P107 turns the auxiliary lane into a lot of cache maintenance work, but demand load misses barely move. That explains the modest speedup.

Memory Stalls

memory stalls label P107 banked auxiliary D-cache-fill workload stalls 58,493,110 handshakes 64,791,143
  1. instruction fetch 28,293,238 48.4% 45,777,433 req
  2. data load 10,378,588 17.7% 559,131 req
  3. data store 10,940,802 18.7% 77,582 req
  4. atomic memory op 173,764 0.3% 167,687 req
  5. page walk for fetch 681,848 1.2% 675,694 req
  6. page walk for load/store 673,456 1.2% 667,265 req
  7. other 7,351,414 12.6% 16,866,351 req

The main shared response path is still the path that demand work uses. P107 only consumes auxiliary data for background fill.

Shell Phases

shell phases label P107 shell workload cycles 219,407,400 cpi 2.54
  1. kernel banner to /init 116,720,762 53.4%
  2. /init to shell banner 1,078,173 0.5%
  3. shell banner to first command 35,711,185 16.3%
  4. echo command 1,649 0%
  5. uname -a 2,560,223 1.2%
  6. ls /bin /usr/share 32,199,160 14.7%
  7. cat sample file 3,161,684 1.5%
  8. touch/write/cat/rm /tmp file 10,996,952 5%
  9. 8x ash loop with file I/O 16,348,865 7.5%
  10. final marker 680 0%

The shell script reaches P107-FILE-OK.

Cycle Shape

state breakdown label P107 banked auxiliary D-cache-fill workload cycles 219,407,400 cpi 2.54
  1. fetch 3.7% 8,118,654
  2. execute 39.4% 86,436,270
  3. mem 12.8% 28,058,018
  4. walker 1.2% 2,698,263
  5. writeback 39.4% 86,411,402
  6. mul/div 3.5% 7,683,077

P107 retires 86.41M instructions at CPI 2.5391.

Hot Functions

hot functions label P107 BusyBox shell symbols samples 63,740 period every 1,024 cycles
  1. printf_core busybox
    5.5% 3,506
  2. memset kernel
    5.2% 3,296
  3. memcpy busybox
    3.8% 2,418
  4. vruntime_eligible kernel
    3.3% 2,079
  5. blake2s_compress_generic kernel
    2.8% 1,799
  6. __fwritex busybox
    2.7% 1,696
  7. memcpy kernel
    2.6% 1,677
  8. handle_exception kernel
    1.7% 1,063
  9. unmap_page_range kernel
    1.6% 1,020
  10. avg_vruntime kernel
    1.3% 857
  11. n_tty_write kernel
    1.3% 812
  12. memset busybox
    1.3% 794
  13. ret_from_exception kernel
    1.2% 739
  14. next_uptodate_folio kernel
    1% 656
  15. vfprintf busybox
    1% 619
  16. (remaining) remaining
    55.6% 35,462

The software workload is the same shell script.
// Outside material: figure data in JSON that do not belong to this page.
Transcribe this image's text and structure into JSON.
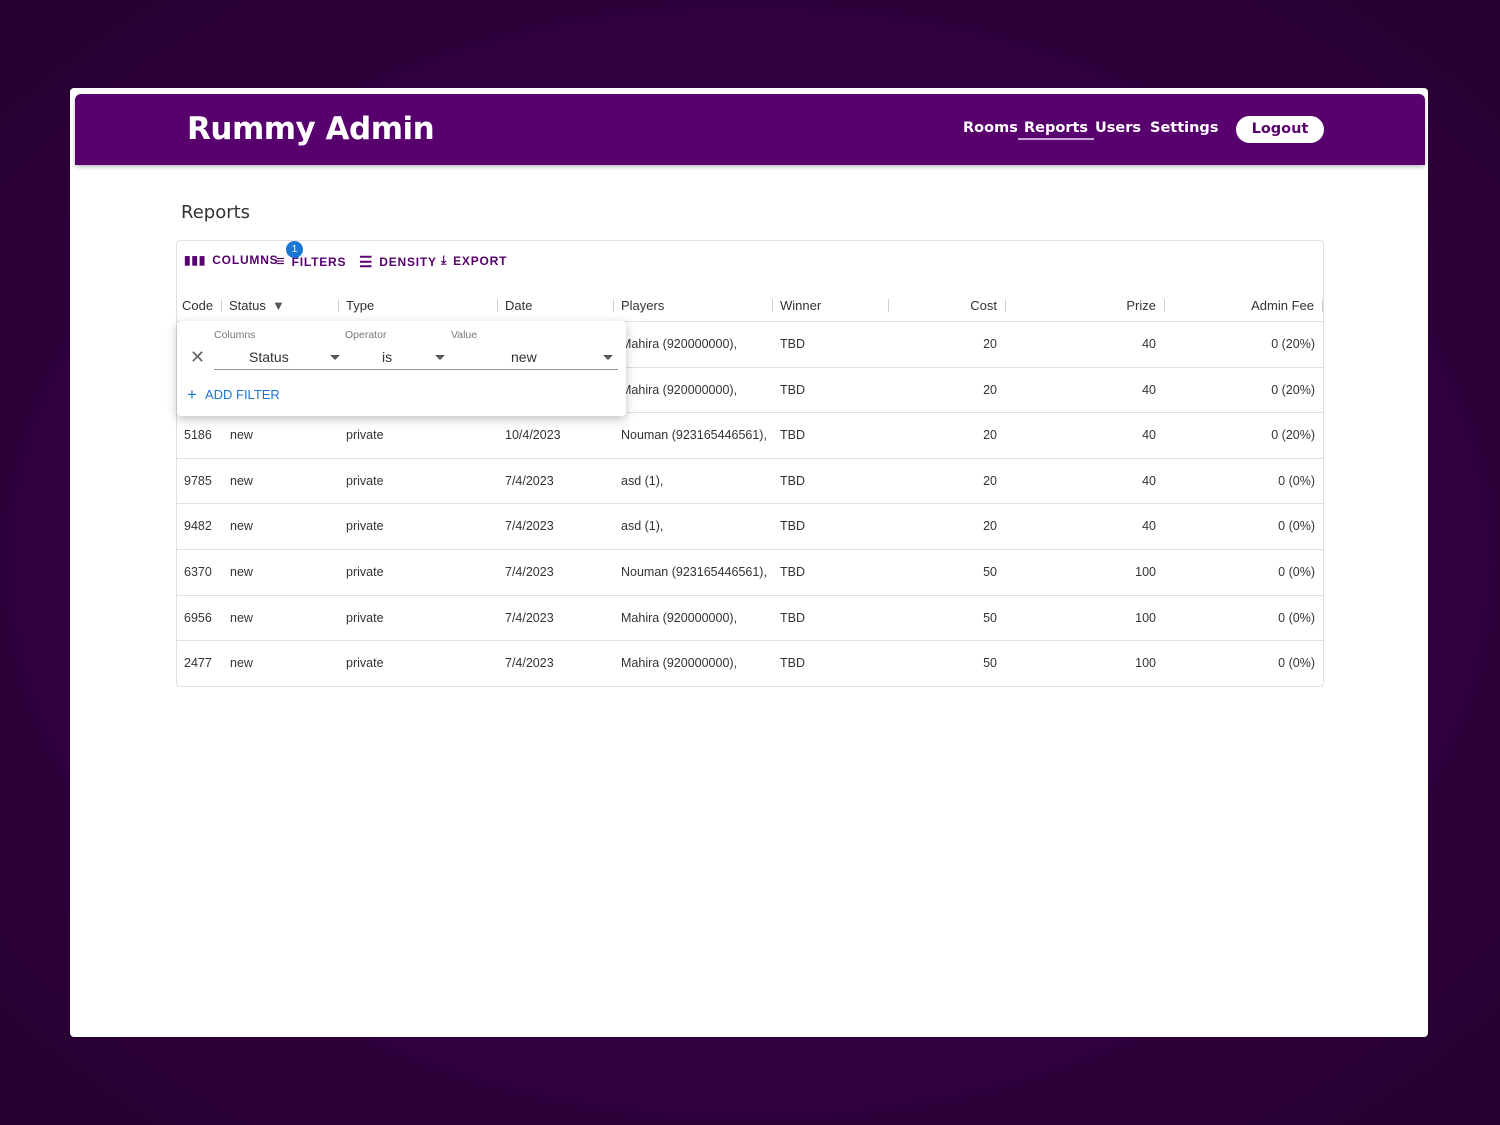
{
  "app": {
    "title": "Rummy Admin",
    "nav": [
      "Rooms",
      "Reports",
      "Users",
      "Settings"
    ],
    "active_nav": "Reports",
    "logout": "Logout",
    "accent": "#57006e"
  },
  "page": {
    "title": "Reports"
  },
  "toolbar": {
    "columns": "COLUMNS",
    "filters": "FILTERS",
    "filter_count": "1",
    "density": "DENSITY",
    "export": "EXPORT"
  },
  "columns": [
    "Code",
    "Status",
    "Type",
    "Date",
    "Players",
    "Winner",
    "Cost",
    "Prize",
    "Admin Fee"
  ],
  "rows": [
    [
      "",
      "",
      "",
      "",
      "Mahira (920000000),",
      "TBD",
      "20",
      "40",
      "0 (20%)"
    ],
    [
      "",
      "",
      "",
      "",
      "Mahira (920000000),",
      "TBD",
      "20",
      "40",
      "0 (20%)"
    ],
    [
      "5186",
      "new",
      "private",
      "10/4/2023",
      "Nouman (923165446561),",
      "TBD",
      "20",
      "40",
      "0 (20%)"
    ],
    [
      "9785",
      "new",
      "private",
      "7/4/2023",
      "asd (1),",
      "TBD",
      "20",
      "40",
      "0 (0%)"
    ],
    [
      "9482",
      "new",
      "private",
      "7/4/2023",
      "asd (1),",
      "TBD",
      "20",
      "40",
      "0 (0%)"
    ],
    [
      "6370",
      "new",
      "private",
      "7/4/2023",
      "Nouman (923165446561),",
      "TBD",
      "50",
      "100",
      "0 (0%)"
    ],
    [
      "6956",
      "new",
      "private",
      "7/4/2023",
      "Mahira (920000000),",
      "TBD",
      "50",
      "100",
      "0 (0%)"
    ],
    [
      "2477",
      "new",
      "private",
      "7/4/2023",
      "Mahira (920000000),",
      "TBD",
      "50",
      "100",
      "0 (0%)"
    ]
  ],
  "filter_panel": {
    "columns_label": "Columns",
    "operator_label": "Operator",
    "value_label": "Value",
    "column": "Status",
    "operator": "is",
    "value": "new",
    "add_filter": "ADD FILTER"
  }
}
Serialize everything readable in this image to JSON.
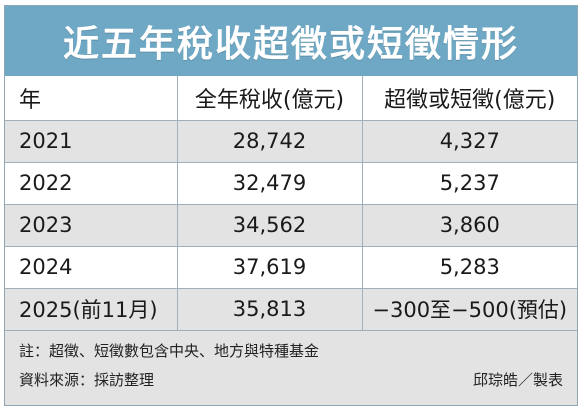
{
  "title": "近五年稅收超徵或短徵情形",
  "headers": {
    "year": "年",
    "tax_revenue": "全年稅收(億元)",
    "over_under": "超徵或短徵(億元)"
  },
  "rows": [
    {
      "year": "2021",
      "tax_revenue": "28,742",
      "over_under": "4,327"
    },
    {
      "year": "2022",
      "tax_revenue": "32,479",
      "over_under": "5,237"
    },
    {
      "year": "2023",
      "tax_revenue": "34,562",
      "over_under": "3,860"
    },
    {
      "year": "2024",
      "tax_revenue": "37,619",
      "over_under": "5,283"
    },
    {
      "year": "2025(前11月)",
      "tax_revenue": "35,813",
      "over_under": "−300至−500(預估)"
    }
  ],
  "note": "註：超徵、短徵數包含中央、地方與特種基金",
  "source": "資料來源：採訪整理",
  "credit": "邱琮皓／製表",
  "colors": {
    "title_bar": "#6fa8c4",
    "stripe": "#e3e3e3",
    "border": "#9fb0ba"
  }
}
The experiment is the hardware response path.

Next

P108 should consume auxiliary data in a path that can directly shorten a stall. Instruction-side prefetch/background fill is the safer next step; a tagged demand fetch/load response path is more valuable but needs proper ownership and cancellation rules.